Stuffed Zucchini Flowers

Stuffed Zucchini Flowers

Stuffed zucchini flowers are a mainstay of many cuisines in the Mediterranean. I’ve never had the pleasure of trying an authentic version of this dish, but you don’t have to travel overseas to access something that most people already have in their summer garden. I must admit that I’ve struggled to grow yellow squash/zucchini the past couple of summers. Thank goodness I have a decent relationship with our local Mennonite community. One of the families gave me a box full of squash blossoms - zucchini, acorn, and some other type of winter squash. Zucchini flowers are best for this application of stuffing and frying. They are tube-like and fairly rigid. However, they must be picked in the morning and used quickly.  
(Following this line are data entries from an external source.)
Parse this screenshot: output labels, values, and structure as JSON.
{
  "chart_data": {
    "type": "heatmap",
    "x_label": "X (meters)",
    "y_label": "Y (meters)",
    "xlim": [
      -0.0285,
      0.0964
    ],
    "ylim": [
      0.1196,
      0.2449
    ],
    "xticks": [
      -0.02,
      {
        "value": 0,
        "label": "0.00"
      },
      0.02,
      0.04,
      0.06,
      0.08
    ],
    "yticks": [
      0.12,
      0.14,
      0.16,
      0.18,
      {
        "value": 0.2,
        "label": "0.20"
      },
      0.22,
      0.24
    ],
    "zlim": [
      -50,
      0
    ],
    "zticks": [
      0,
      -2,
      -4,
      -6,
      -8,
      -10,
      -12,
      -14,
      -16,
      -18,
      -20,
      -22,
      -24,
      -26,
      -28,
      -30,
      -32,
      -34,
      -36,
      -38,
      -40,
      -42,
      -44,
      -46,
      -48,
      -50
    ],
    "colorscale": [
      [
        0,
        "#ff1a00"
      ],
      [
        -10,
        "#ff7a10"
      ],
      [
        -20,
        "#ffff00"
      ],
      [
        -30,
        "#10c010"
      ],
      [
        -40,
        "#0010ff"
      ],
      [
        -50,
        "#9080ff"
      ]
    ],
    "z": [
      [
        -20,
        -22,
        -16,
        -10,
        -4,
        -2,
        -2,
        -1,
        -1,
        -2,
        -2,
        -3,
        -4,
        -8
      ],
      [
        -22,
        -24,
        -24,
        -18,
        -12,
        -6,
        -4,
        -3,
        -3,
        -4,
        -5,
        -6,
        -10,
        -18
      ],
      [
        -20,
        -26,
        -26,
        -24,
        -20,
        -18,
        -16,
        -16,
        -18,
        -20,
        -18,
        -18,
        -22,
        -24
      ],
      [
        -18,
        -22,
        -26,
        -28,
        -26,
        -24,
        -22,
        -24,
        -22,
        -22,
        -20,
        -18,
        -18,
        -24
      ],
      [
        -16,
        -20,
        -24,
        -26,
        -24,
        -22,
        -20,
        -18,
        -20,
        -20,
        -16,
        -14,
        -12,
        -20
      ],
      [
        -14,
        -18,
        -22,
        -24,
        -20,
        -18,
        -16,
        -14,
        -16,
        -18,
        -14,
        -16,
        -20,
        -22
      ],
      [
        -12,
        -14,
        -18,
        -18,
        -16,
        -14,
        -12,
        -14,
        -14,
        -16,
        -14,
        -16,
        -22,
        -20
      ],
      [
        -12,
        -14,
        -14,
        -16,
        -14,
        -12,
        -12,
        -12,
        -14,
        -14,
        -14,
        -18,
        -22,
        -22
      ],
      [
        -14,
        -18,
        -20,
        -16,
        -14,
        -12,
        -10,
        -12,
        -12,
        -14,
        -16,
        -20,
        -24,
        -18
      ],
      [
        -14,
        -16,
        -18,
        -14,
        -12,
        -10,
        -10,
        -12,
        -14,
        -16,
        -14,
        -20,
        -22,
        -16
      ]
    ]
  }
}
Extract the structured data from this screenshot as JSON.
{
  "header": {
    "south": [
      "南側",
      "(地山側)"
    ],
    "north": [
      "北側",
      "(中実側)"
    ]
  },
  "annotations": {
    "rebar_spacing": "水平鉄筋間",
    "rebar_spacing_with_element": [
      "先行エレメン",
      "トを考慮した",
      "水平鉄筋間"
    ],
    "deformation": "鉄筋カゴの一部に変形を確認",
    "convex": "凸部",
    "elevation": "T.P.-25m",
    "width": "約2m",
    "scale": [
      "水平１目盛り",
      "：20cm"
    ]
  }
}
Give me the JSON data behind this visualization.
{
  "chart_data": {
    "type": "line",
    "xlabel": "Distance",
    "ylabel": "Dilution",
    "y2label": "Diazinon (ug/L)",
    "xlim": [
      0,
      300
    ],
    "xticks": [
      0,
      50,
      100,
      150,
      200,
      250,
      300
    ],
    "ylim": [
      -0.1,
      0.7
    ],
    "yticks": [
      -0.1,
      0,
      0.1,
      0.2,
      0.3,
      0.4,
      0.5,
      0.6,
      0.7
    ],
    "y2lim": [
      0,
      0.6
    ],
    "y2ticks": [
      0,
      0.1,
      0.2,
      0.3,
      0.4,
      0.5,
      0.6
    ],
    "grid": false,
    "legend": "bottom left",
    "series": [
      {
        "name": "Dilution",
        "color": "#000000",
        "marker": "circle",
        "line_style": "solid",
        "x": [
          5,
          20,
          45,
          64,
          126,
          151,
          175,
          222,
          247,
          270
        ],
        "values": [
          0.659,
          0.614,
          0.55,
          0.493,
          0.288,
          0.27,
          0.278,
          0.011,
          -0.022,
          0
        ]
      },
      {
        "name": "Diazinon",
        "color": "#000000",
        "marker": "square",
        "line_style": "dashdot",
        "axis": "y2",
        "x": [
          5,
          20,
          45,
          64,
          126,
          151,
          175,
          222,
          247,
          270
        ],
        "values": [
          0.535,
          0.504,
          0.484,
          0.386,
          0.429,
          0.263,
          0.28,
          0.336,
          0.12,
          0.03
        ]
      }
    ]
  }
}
This is the sort of simple dish that is refined by using the freshest top quality ingredients: freshly grated pecorino, good quality ricotta, grated whole nutmeg, fresh-picked mint, etc. The types and proportions of cheese can be quite varied depending on the recipe you come across, although ricotta seems to be foundational. You’ll also come across slight variations using a range of herbs and aromatic spices. Some omit additional flavors altogether in favor of a pure, squash-forward taste. In my recipe below, the addition of nutmeg or mint are optional. Personally, I like a few microplane scrapes of warming nutmeg with anything cheesy. Others might like the cool brightness of mint...Maybe one day I’ll try the real deal in Italy or Greece and do a rewrite on this one. 

Stuffed Zucchini Flowers

INGREDIENTS

  • 18-20 zucchini flowers
  • Frying oil
  • 300g ricotta cheese
  • 75g pecorino romano, finely grated
  • Zest of 1 lemon
  • Salt & pepper to taste (pecorino is already quite salty)
  • Optional: grated nutmeg or fresh mint
  • 275g all-purpose flour
  • 325ml whole milk
  • 2 eggs, beaten
  • Pinch of salt

INSTRUCTIONS  

  1. Check the zucchini flowers for insects and remove the stamens or pistils.
  2. Prep frying station with oil, paper towel-lined plate, and tongs. Heat oil in a deep fryer or heavy-bottomed pot to 375F.
  3. To make the cheese filling: In a large bowl combine the ricotta cheese, pecorino romano, lemon zest, salt, and pepper (optional: grated nutmeg or ribbons of mint). Mix well.
  4. Take each flower and gently fill with 1½-2 teaspoons of filling. Twist the tips to close. Set aside. 
  5. To make the batter: Add the flour to a large, wide bowl. Make a well in the center. Add the milk, eggs, and salt. Whisk until smooth. 
  6. Take each filled flower by the stem and dip it in the batter. Twist the flower while dredging and allow the excess to drip. Aim for a thin, almost translucent coating of batter.
  7. Carefully drop a few flowers at a time in the hot oil. Fry 2-3 minutes or until golden brown. Turn with tongs to fry all sides. 
  8. Once golden brown, remove the flowers and drain on the paper towel-lined plate.
  9. Serve immediately.
Notes

- Use a small scoop or pastry bag to make filling easier.

- These turn soggy very quickly. They can be re-fried to crisp up.